DETROIT, Nov 29 (Reuters) - Fitch Ratings said it expects U.S. new vehicle sales to drop slightly in 2018, which “could weigh a bit” on General Motors Co and Ford Motor Co because of the importance of their home market on their overall earnings performance.
Fitch expects auto sales to hit 16.8 million units in 2018. Auto consultancy LMC recently raised its 2017 full-year forecast to 17.2 million units from 17.1 million units.
“Although Fitch’s outlook for the U.S. auto sector is stable, downside risks are increasing,” senior director Stephen Brown wrote in a note.
Despite the risk for GM and Ford, Brown wrote both automakers should “perform solidly” in 2018.
Near term, Brown wrote that geopolitical risks such as the ongoing renegotiation of the North American Free Trade Agreement (NAFTA) “that could negatively impact the sector are rising.”
Longer term, new technologies such as electric vehicles and self-driving cars could create new competitors that may “upend the industry’s status quo,” he added.
U.S. new auto sales rose from the end of the Great Recession through to 2016 when they hit an annual record of 17.55 million units.

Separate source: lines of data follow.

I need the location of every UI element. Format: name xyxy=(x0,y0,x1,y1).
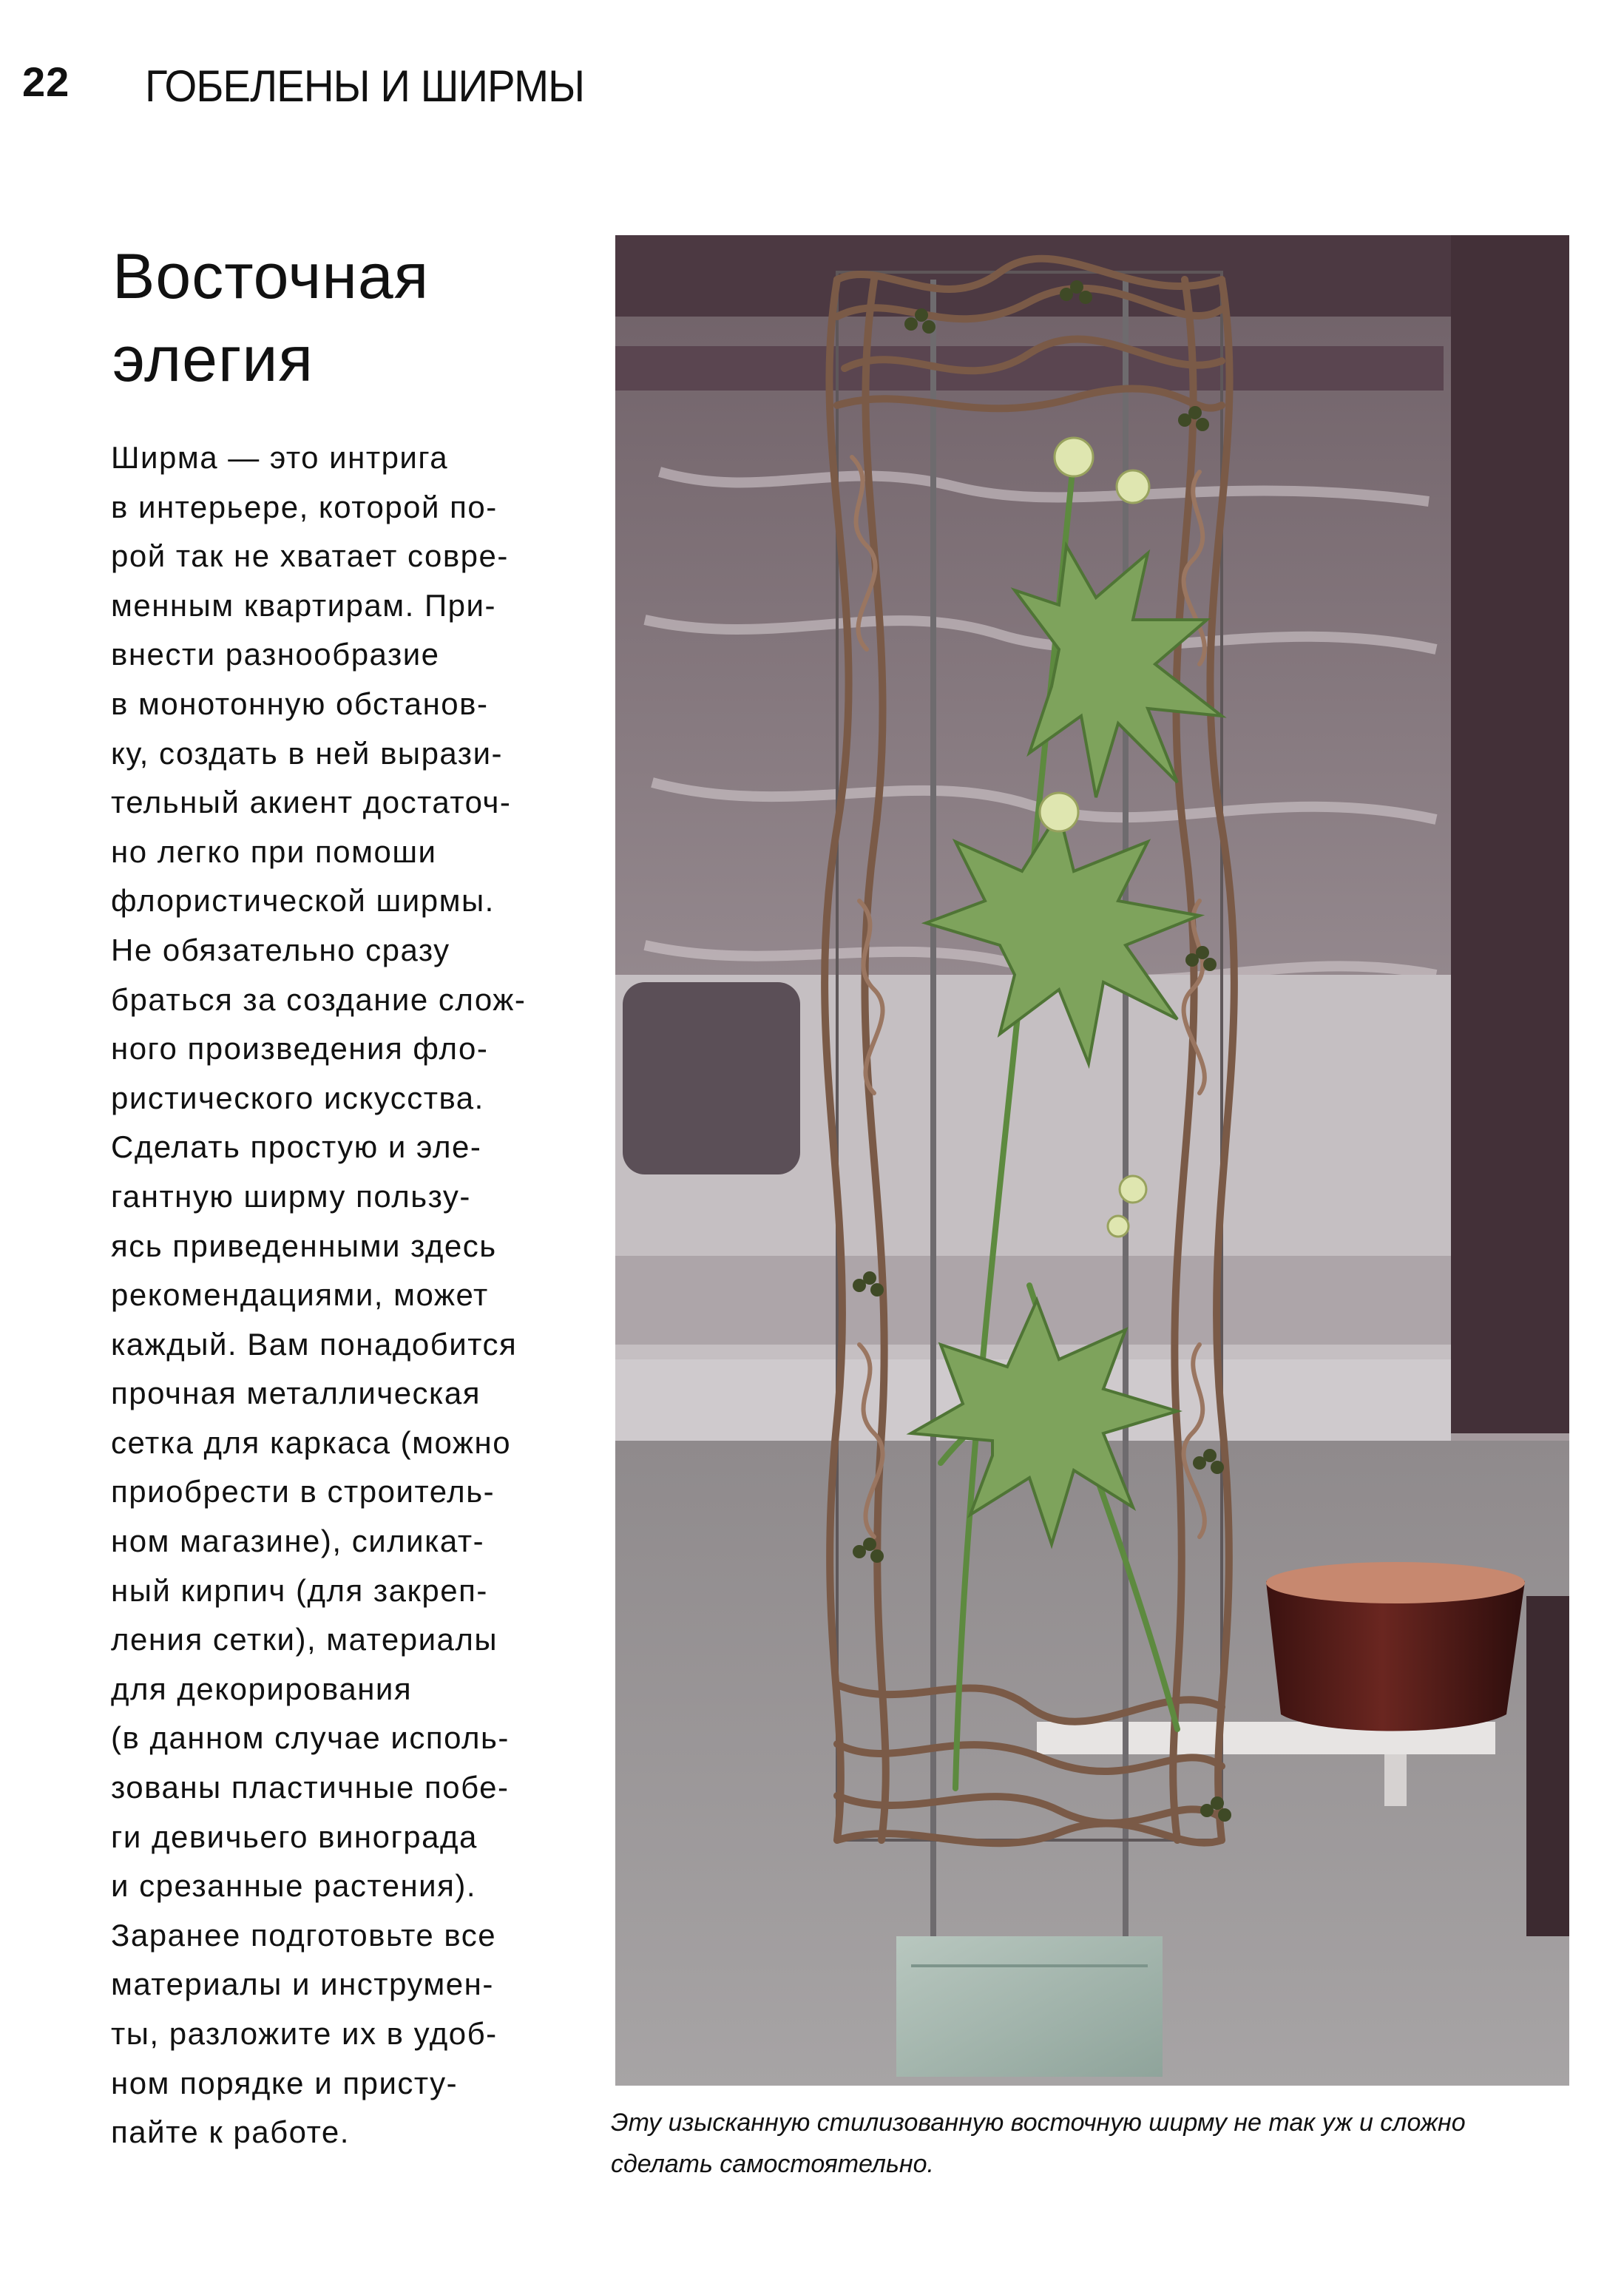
body-line: (в данном случае исполь- xyxy=(111,1720,510,1756)
body-line: ги девичьего винограда xyxy=(111,1819,478,1854)
body-line: Заранее подготовьте все xyxy=(111,1917,497,1953)
figure-caption xyxy=(611,2102,1572,2185)
body-line: прочная металлическая xyxy=(111,1376,481,1411)
body-line: менным квартирам. При- xyxy=(111,587,496,623)
body-line: Сделать простую и эле- xyxy=(111,1129,482,1165)
body-line: ристического искусства. xyxy=(111,1080,484,1115)
page-number: 22 xyxy=(22,58,70,105)
body-line: пайте к работе. xyxy=(111,2114,350,2150)
table-leg xyxy=(1384,1754,1407,1806)
body-line: ты, разложите их в удоб- xyxy=(111,2016,498,2051)
article-title-line: Восточная xyxy=(112,241,430,312)
body-line: рекомендациями, может xyxy=(111,1277,489,1313)
body-line: ясь приведенными здесь xyxy=(111,1228,497,1263)
body-line: в интерьере, которой по- xyxy=(111,489,498,524)
body-line: зованы пластичные побе- xyxy=(111,1770,510,1805)
article-title-line: элегия xyxy=(112,324,314,395)
body-line: каждый. Вам понадобится xyxy=(111,1326,518,1362)
body-line: в монотонную обстанов- xyxy=(111,686,489,721)
article-title xyxy=(112,235,429,401)
side-post xyxy=(1526,1596,1569,1936)
caption-line: сделать самостоятельно. xyxy=(611,2150,934,2178)
body-line: флористической ширмы. xyxy=(111,883,495,919)
article-body xyxy=(111,433,584,2157)
body-line: приобрести в строитель- xyxy=(111,1474,495,1510)
brick-stand xyxy=(896,1936,1163,2077)
caption-line: Эту изысканную стилизованную восточную ширму не так уж и сложно xyxy=(611,2109,1466,2137)
body-line: ном порядке и присту- xyxy=(111,2065,459,2100)
body-line: ный кирпич (для закреп- xyxy=(111,1572,488,1608)
body-line: материалы и инструмен- xyxy=(111,1967,494,2002)
body-line: ку, создать в ней вырази- xyxy=(111,735,504,771)
body-line: и срезанные растения). xyxy=(111,1868,477,1904)
body-line: Не обязательно сразу xyxy=(111,932,450,967)
bed-frame-top xyxy=(615,235,1569,317)
body-line: тельный акиент достаточ- xyxy=(111,785,512,820)
body-line: ном магазине), силикат- xyxy=(111,1524,485,1559)
screen-photo xyxy=(615,235,1569,2086)
bowl-rim xyxy=(1266,1562,1525,1603)
body-line: браться за создание слож- xyxy=(111,981,527,1017)
body-line: ного произведения фло- xyxy=(111,1031,489,1066)
body-line: сетка для каркаса (можно xyxy=(111,1424,512,1460)
body-line: но легко при помоши xyxy=(111,834,437,869)
body-line: для декорирования xyxy=(111,1671,413,1706)
bed-frame-post xyxy=(1451,235,1569,1433)
body-line: внести разнообразие xyxy=(111,637,440,672)
section-title: ГОБЕЛЕНЫ И ШИРМЫ xyxy=(145,61,585,111)
pillow xyxy=(623,982,800,1174)
body-line: Ширма — это интрига xyxy=(111,440,449,475)
body-line: гантную ширму пользу- xyxy=(111,1178,471,1214)
body-line: ления сетки), материалы xyxy=(111,1622,498,1657)
body-line: рой так не хватает совре- xyxy=(111,538,509,574)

But a saturated market, thanks partly to a glut of nearly new used vehicles, has forced automakers to hike discounts to entice consumers to buy this year and full-year 2017 total sales are expected to decline slightly to a little over 17 million units versus 2016.
LMC expects car sales to dip slightly to 17 million units in 2018 and 16.8 million units in 2019.